La vie quotidienne comme pratique méditative

Douze ans de retraite dans une grotte de l’Himalaya
Courrier du livre, 2002 , traduit en 2015
16 cm x 24 cm, 390 pages


Couverture de La vie quotidienne comme pratique méditative

Quatrième de couverture

Cet ouvrage aborde les questions que partagent tous les Occidentaux qui s'intéressent au bouddhisme, et nous offre des réponses claires et pratiques. Tout au long du livre, Tenzin Palmo transmet dans une simplicité et une limpidité déconcertantes des enseignements incroyablement riches et profonds. Elle nous montre comment les doctrines bouddhistes qui paraissent théoriques et éloignées de notre quotidien, telles que les trois entraînements, les six royaumes, śamatha et vipassanā, ou encore la visualisation des déités, sont en réalité des outils très concrets qui, s'ils sont compris et mis en pratique, nous transforment jusqu'au plus profond de nous-mêmes.

Extraits de l'ouvrage

• Présent sans projections, opinions, idées, ni bavardages

En méditation, nous essayons de comprendre l'esprit et de devenir toujours plus conscients, toujours plus lucides, toujours plus éveillés. En temps normal, notre esprit est à moitié endormi et même quand nous croyons être en train de réfléchir à plein de choses, être pleins de vitalité et très présents, nous réagissons presque comme des robots ou comme si nous étions en train de somnoler.

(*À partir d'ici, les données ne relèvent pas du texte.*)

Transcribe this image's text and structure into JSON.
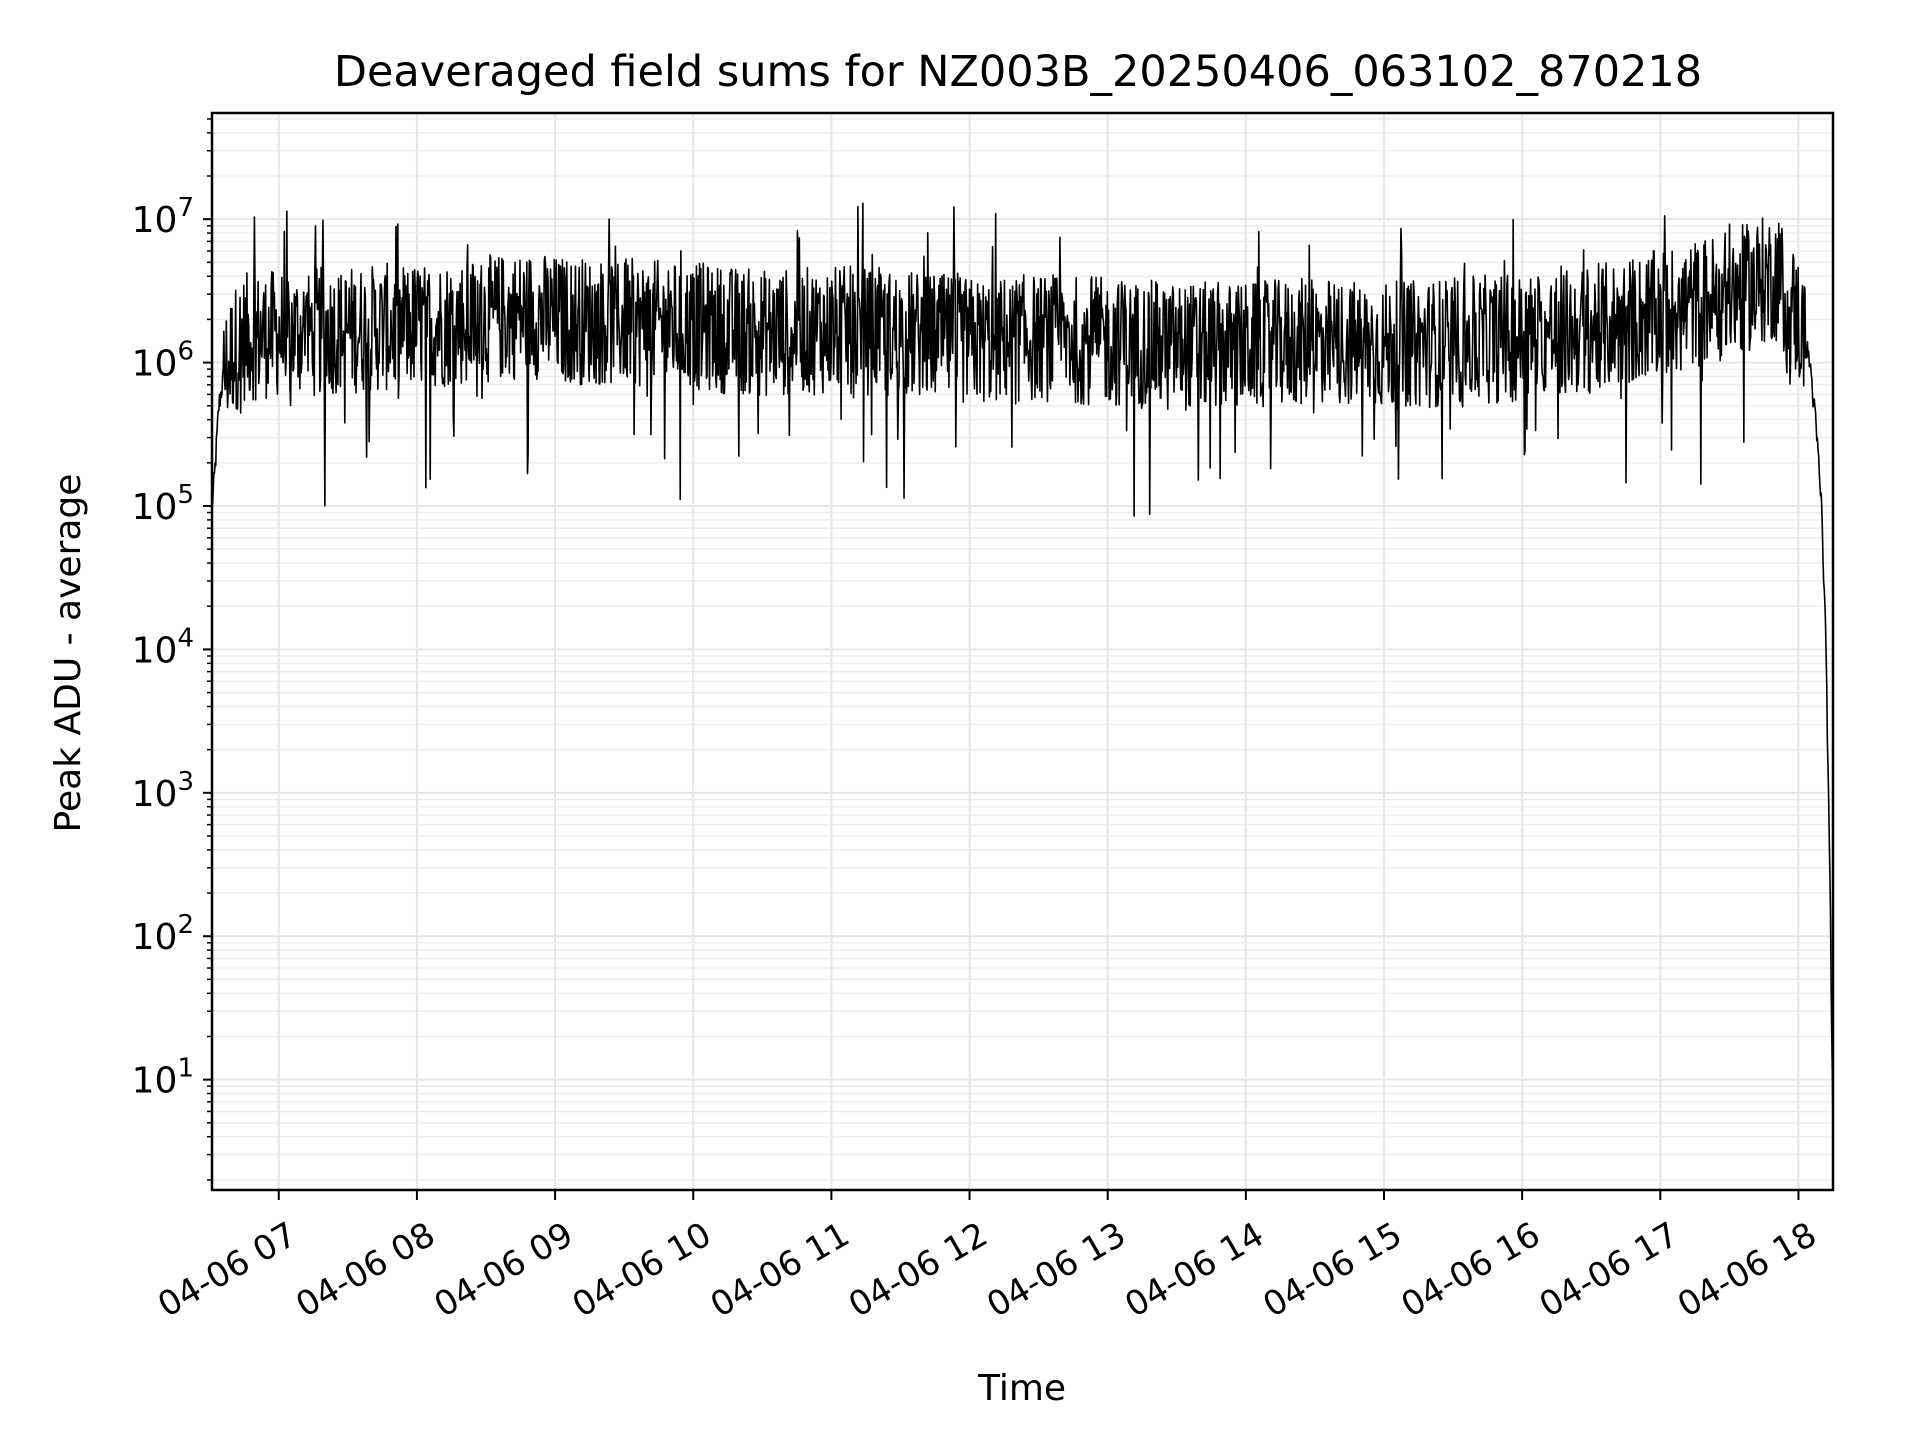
{
  "chart_data": {
    "type": "line",
    "title": "Deaveraged field sums for NZ003B_20250406_063102_870218",
    "xlabel": "Time",
    "ylabel": "Peak ADU - average",
    "yscale": "log",
    "ylim": [
      1.7,
      55000000
    ],
    "xlim": [
      "2025-04-06 06:31",
      "2025-04-06 18:15"
    ],
    "xticks": [
      "04-06 07",
      "04-06 08",
      "04-06 09",
      "04-06 10",
      "04-06 11",
      "04-06 12",
      "04-06 13",
      "04-06 14",
      "04-06 15",
      "04-06 16",
      "04-06 17",
      "04-06 18"
    ],
    "yticks": [
      {
        "value": 10,
        "base": "10",
        "exp": "1"
      },
      {
        "value": 100,
        "base": "10",
        "exp": "2"
      },
      {
        "value": 1000,
        "base": "10",
        "exp": "3"
      },
      {
        "value": 10000,
        "base": "10",
        "exp": "4"
      },
      {
        "value": 100000,
        "base": "10",
        "exp": "5"
      },
      {
        "value": 1000000,
        "base": "10",
        "exp": "6"
      },
      {
        "value": 10000000,
        "base": "10",
        "exp": "7"
      }
    ],
    "grid": true,
    "series": [
      {
        "color": "#000000",
        "x": [
          "2025-04-06 06:31",
          "2025-04-06 06:32",
          "2025-04-06 06:34",
          "2025-04-06 06:36",
          "2025-04-06 06:40",
          "2025-04-06 06:45",
          "2025-04-06 07:00",
          "2025-04-06 07:30",
          "2025-04-06 08:00",
          "2025-04-06 08:30",
          "2025-04-06 08:50",
          "2025-04-06 08:54",
          "2025-04-06 09:00",
          "2025-04-06 09:30",
          "2025-04-06 10:00",
          "2025-04-06 10:30",
          "2025-04-06 11:00",
          "2025-04-06 11:30",
          "2025-04-06 12:00",
          "2025-04-06 12:30",
          "2025-04-06 13:00",
          "2025-04-06 13:30",
          "2025-04-06 14:00",
          "2025-04-06 14:30",
          "2025-04-06 15:00",
          "2025-04-06 15:30",
          "2025-04-06 16:00",
          "2025-04-06 16:30",
          "2025-04-06 17:00",
          "2025-04-06 17:30",
          "2025-04-06 17:50",
          "2025-04-06 18:00",
          "2025-04-06 18:05",
          "2025-04-06 18:08",
          "2025-04-06 18:10",
          "2025-04-06 18:12",
          "2025-04-06 18:13",
          "2025-04-06 18:14",
          "2025-04-06 18:15"
        ],
        "y": [
          100000,
          150000,
          500000,
          800000,
          1200000,
          1500000,
          1600000,
          1700000,
          1800000,
          2000000,
          2200000,
          2100000,
          2000000,
          1900000,
          1800000,
          1600000,
          1700000,
          1600000,
          1400000,
          1500000,
          1400000,
          1300000,
          1300000,
          1400000,
          1300000,
          1400000,
          1500000,
          1700000,
          2200000,
          3000000,
          4000000,
          2000000,
          1000000,
          300000,
          100000,
          10000,
          1000,
          100,
          4
        ]
      }
    ]
  }
}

Tout l'intérêt de la méditation est d'apprendre à nous réveiller, à développer une plus grande clarté, à être plus conscients et plus pleinement dans l'instant. À être conscients dans l'instant présent, sans nos sempiternels projections, opinions, idées et bavardages mentaux.

Dans l'absolu, nous sommes la conscience. L'intérêt est vraiment d'apprendre à entrer en contact avec cette conscience, à la développer et à être avec elle.

page(s) 43
• Tous profondément reliés les uns aux autres

Qui sort du saṃsāra ? En vérité, contrairement à ce que nous percevons, nous ne sommes pas des gouttes d'eau autonomes, indépendantes les unes des autres. Nous ne pouvons retirer une gouttelette et laisser les autres derrière, parce qu'en fait, nous sommes tous intensément et profondément reliés les uns aux autres.

page(s) 48
• Pour qui agissons-nous ?

Nous devons examiner avec soin la motivation qui sous-tend chacun de nos actes. Est-ce que nous agissons ainsi pour nous-mêmes ou pour les autres ?

page(s) 50
• Tout donner

Nous donnons tout, toutes nos réalisations, tout notre bonheur, toute notre vertu. Nous dédions aux autres tout ce qui est bien dans notre vie. Quand cette attitude commence à grandir dans notre cœur, de petits germes de compréhension apparaissent pour tout transformer.

page(s) 51
• Pour tous les êtres

Nous avons une responsabilité : nous devons faire certaines choses, non pas parce que nous le voulons, non pas parce qu'elles vont nous être bénéfiques, mais parce que beaucoup de gens ne savent pas encore comment les faire. Nous devons les faire pour eux.

Quand nous faisons zazen, nous ne nous asseyons pas seulement pour nous-mêmes, mais pour tous les êtres. Tous les êtres sont assis, ici, avec nous.

page(s) 52
• Conscients de la racine de chacune de nos actions

Nous devrions être conscients du corps, de nos actes, de notre façon de parler, des objets de notre pensée. Nous devrions toujours être conscients de la racine de chacune de nos actions. […]

Une des beautés de la pratique zen est son accent sur la pleine conscience dans les tâches quotidiennes.

Mais la pleine conscience n'est pas suffisante. Après tout, nous pourrions très bien dévaliser une banque en pleine conscience !

page(s) 53
• Tout est dans l'intention

Peu importe que notre acte semble vertueux à première vue ou qu'il ne cause aucun mal. Si l'intention sous-jacente est teintée d'ignorance, d'aversion, de colère, de haine, ou d'avidité et de désir (et cela englobe une grande partie de ce que nous faisons, pensons et disons), alors l'action est fondamentalement malsaine.

À l'inverse, toute action motivée par l'opposé de ces trois racines, à savoir absence d'ignorance, l'absence d'aversion et l'absence d'avidité, c'est-à-dire le discernement, l'amour, la bonté, la générosité, et un sens de renonciation intérieure ou de détachement, sera saine. Non seulement les résultats de ces actes dans le futur seront bons, mais l'accomplissement de tels actes va aussi purifier notre esprit.